Me acuerdo de haber intentado imaginarme a mi madre y a mi padre haciendo el amor.

Otros libros que formarían parte de esta extraña biblioteca serían La casa de hojas, de Mark Z. Danielewski; La carta de Lord Chandos, de Hugo von Hofmannsthal; Locus Solus, de Raymond Roussel; La isla Salajin, de Antón Chejov; Ex sesos y asa res, de Erro (Ender Rodríguez); Poemas-objetos, de Franklin Fernández; las tres novelas gráficas de Max Ernst (1891-1976): La mujer de las 100 cabezas (1929), Sueño de una niña que quiso entrar en el Carmelo (1934) y Una semana de bondad o Los siete elementos capitales; La tórtola del Ajusco, novela mexicana, de Julio Sesto; Los estetas de Teópolis, de Vargas Vila; Relación del primer viaje alrededor del mundo, de Antonio Pigafetta; Gatomaquia, de Lope de Vega; Dar un paseo, de William Hazlitt; Excursiones a pie, de Robert Louis Stevenson; Menexeno, de Platón; Senos, de Ramón Gómez de la Serna; Coños, de Juan Manuel de Prada; Alicia en el País de las Maravillas anotada, la otra parte, de Alfred Kubin; El libro de los animales misteriosos, de Lothar Frenz; Thomas el oscuro, de Maurice Blanchot; Lecciones de baile para una edad avanzada, de Bohumil Hrabal; La expedición de Humphry Clinker, de Tobias Smollett; Desembalo mi biblioteca, de Walter Benjamin; Historia de los libros perdidos, de Giorgio van Straten; El gabinete de un aficionado, de Georges Perec; Juan Antonio Navarrete con su Arca de letras y teatro universal, y Memorias de un semibárbaro, de Rafael Bolívar Coronado.

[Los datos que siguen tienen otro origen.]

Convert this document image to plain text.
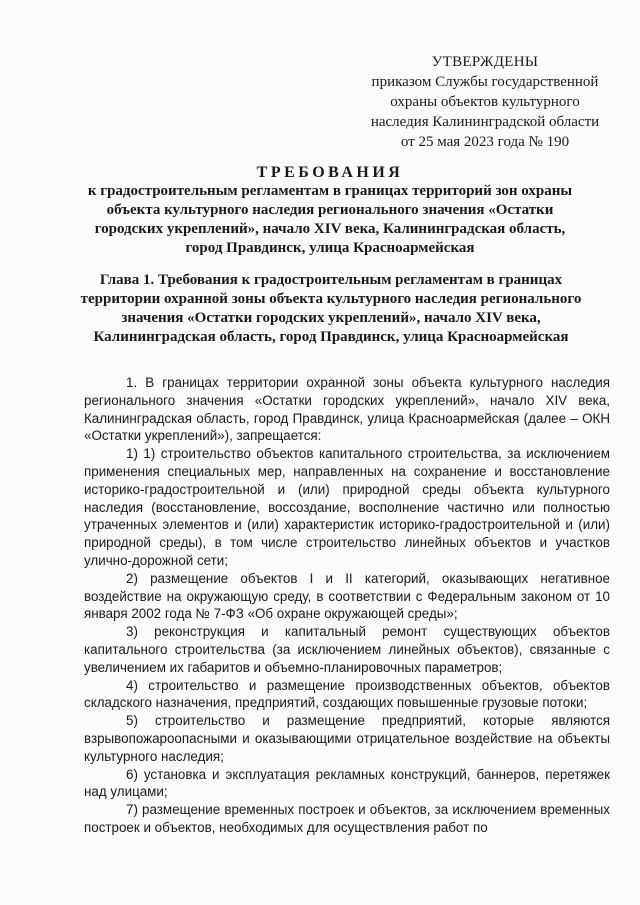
УТВЕРЖДЕНЫ
приказом Службы государственной
охраны объектов культурного
наследия Калининградской области
от 25 мая 2023 года № 190
ТРЕБОВАНИЯ
к градостроительным регламентам в границах территорий зон охраны
объекта культурного наследия регионального значения «Остатки
городских укреплений», начало XIV века, Калининградская область,
город Правдинск, улица Красноармейская
Глава 1. Требования к градостроительным регламентам в границах
территории охранной зоны объекта культурного наследия регионального
значения «Остатки городских укреплений», начало XIV века,
Калининградская область, город Правдинск, улица Красноармейская

1. В границах территории охранной зоны объекта культурного наследия регионального значения «Остатки городских укреплений», начало XIV века, Калининградская область, город Правдинск, улица Красноармейская (далее – ОКН «Остатки укреплений»), запрещается:

1) 1) строительство объектов капитального строительства, за исключением применения специальных мер, направленных на сохранение и восстановление историко-градостроительной и (или) природной среды объекта культурного наследия (восстановление, воссоздание, восполнение частично или полностью утраченных элементов и (или) характеристик историко-градостроительной и (или) природной среды), в том числе строительство линейных объектов и участков улично-дорожной сети;

2) размещение объектов I и II категорий, оказывающих негативное воздействие на окружающую среду, в соответствии с Федеральным законом от 10 января 2002 года № 7-ФЗ «Об охране окружающей среды»;

3) реконструкция и капитальный ремонт существующих объектов капитального строительства (за исключением линейных объектов), связанные с увеличением их габаритов и объемно-планировочных параметров;

4) строительство и размещение производственных объектов, объектов складского назначения, предприятий, создающих повышенные грузовые потоки;

5) строительство и размещение предприятий, которые являются взрывопожароопасными и оказывающими отрицательное воздействие на объекты культурного наследия;

6) установка и эксплуатация рекламных конструкций, баннеров, перетяжек над улицами;

7) размещение временных построек и объектов, за исключением временных построек и объектов, необходимых для осуществления работ по
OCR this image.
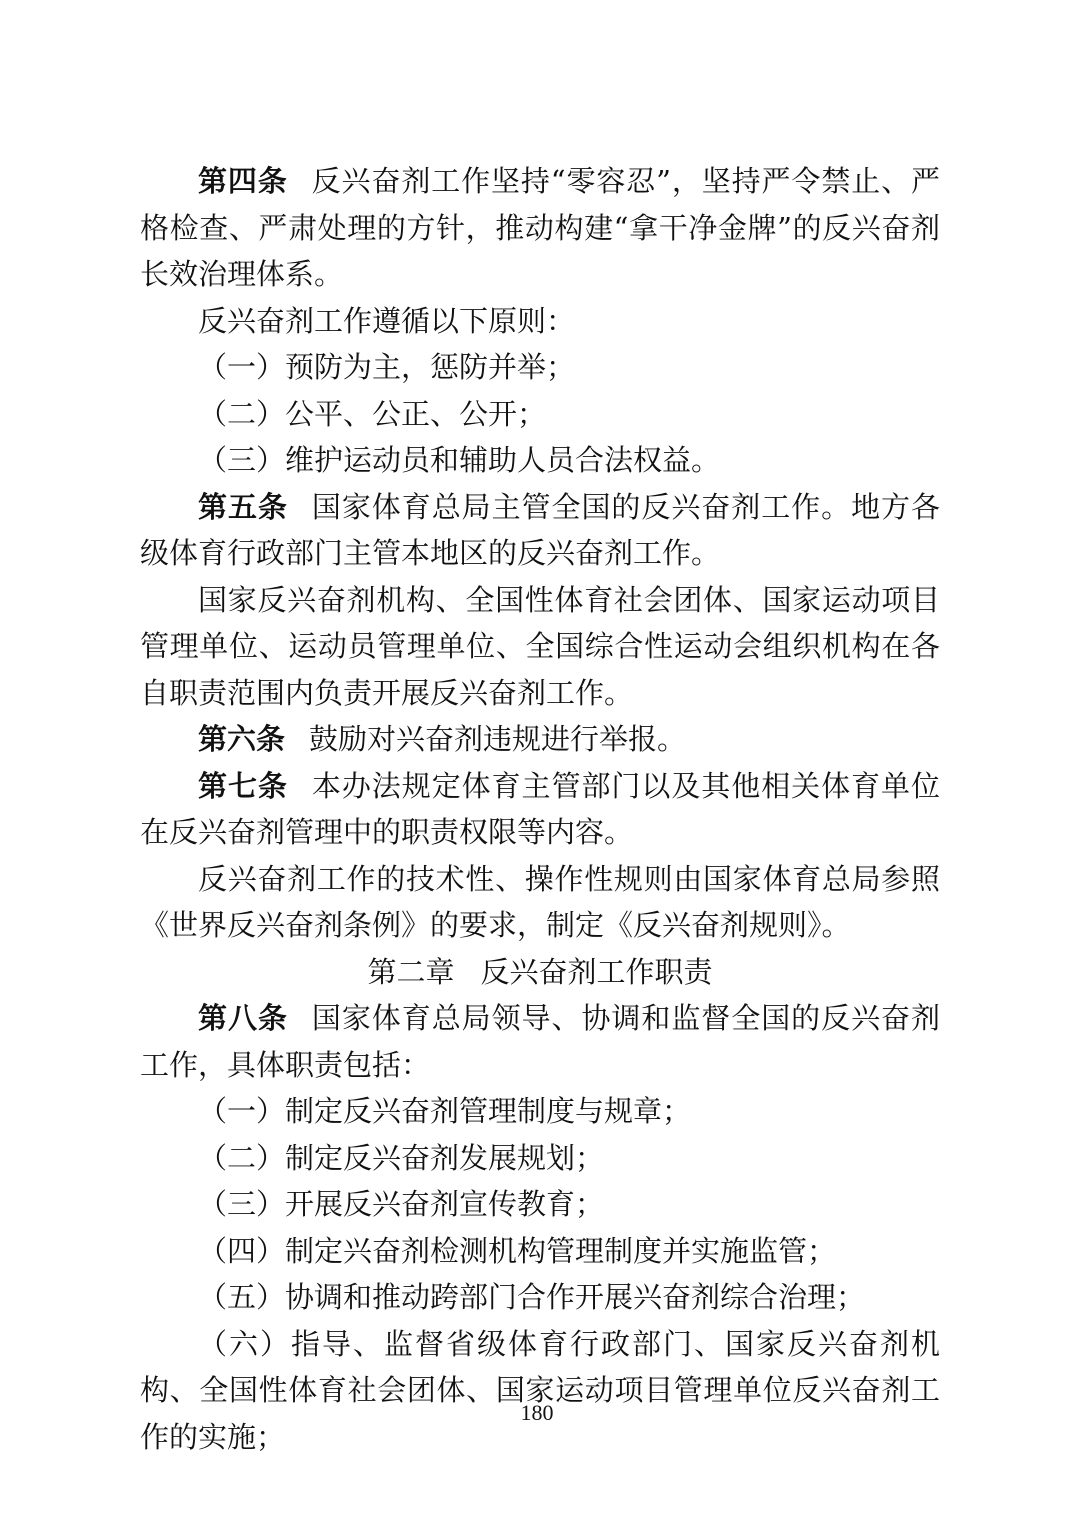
第四条 反兴奋剂工作坚持“零容忍”，坚持严令禁止、严格检查、严肃处理的方针，推动构建“拿干净金牌”的反兴奋剂长效治理体系。

反兴奋剂工作遵循以下原则：

（一）预防为主，惩防并举；

（二）公平、公正、公开；

（三）维护运动员和辅助人员合法权益。

第五条 国家体育总局主管全国的反兴奋剂工作。地方各级体育行政部门主管本地区的反兴奋剂工作。

国家反兴奋剂机构、全国性体育社会团体、国家运动项目管理单位、运动员管理单位、全国综合性运动会组织机构在各自职责范围内负责开展反兴奋剂工作。

第六条 鼓励对兴奋剂违规进行举报。

第七条 本办法规定体育主管部门以及其他相关体育单位在反兴奋剂管理中的职责权限等内容。

反兴奋剂工作的技术性、操作性规则由国家体育总局参照《世界反兴奋剂条例》的要求，制定《反兴奋剂规则》。

第二章 反兴奋剂工作职责

第八条 国家体育总局领导、协调和监督全国的反兴奋剂工作，具体职责包括：

（一）制定反兴奋剂管理制度与规章；

（二）制定反兴奋剂发展规划；

（三）开展反兴奋剂宣传教育；

（四）制定兴奋剂检测机构管理制度并实施监管；

（五）协调和推动跨部门合作开展兴奋剂综合治理；

（六）指导、监督省级体育行政部门、国家反兴奋剂机构、全国性体育社会团体、国家运动项目管理单位反兴奋剂工作的实施；

180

La biblioteca Caligari es imaginaria por un extremo y real por el otro. Sin embargo lo perturbador es que sus libros, sin ser rarezas bibliográficas, participan de un componente de lo anormal (como el doctor Caligari de la película dirigida por Wiene), sin mencionar el hecho de que muchos libros tienen ilustraciones, lo que le agrega otro componente estético destacable, o como lo preguntó para sí, un tanto contrariada, la Alicia de Carroll: “¿Y para qué sirve un libro sin ilustraciones ni diálogos?”.

La biblioteca Caligari es la antibiblioteca por excelencia ya que el lector puede leer los libros u optar por dejarse ir por las ilustraciones. Lo bueno de esta biblioteca es que sus libros parecen irreales, pero la trampa es que no lo son y puede ser que el irreal sea el lector, y cuando de libros se trata todo resbala en la maravilla de lo posible.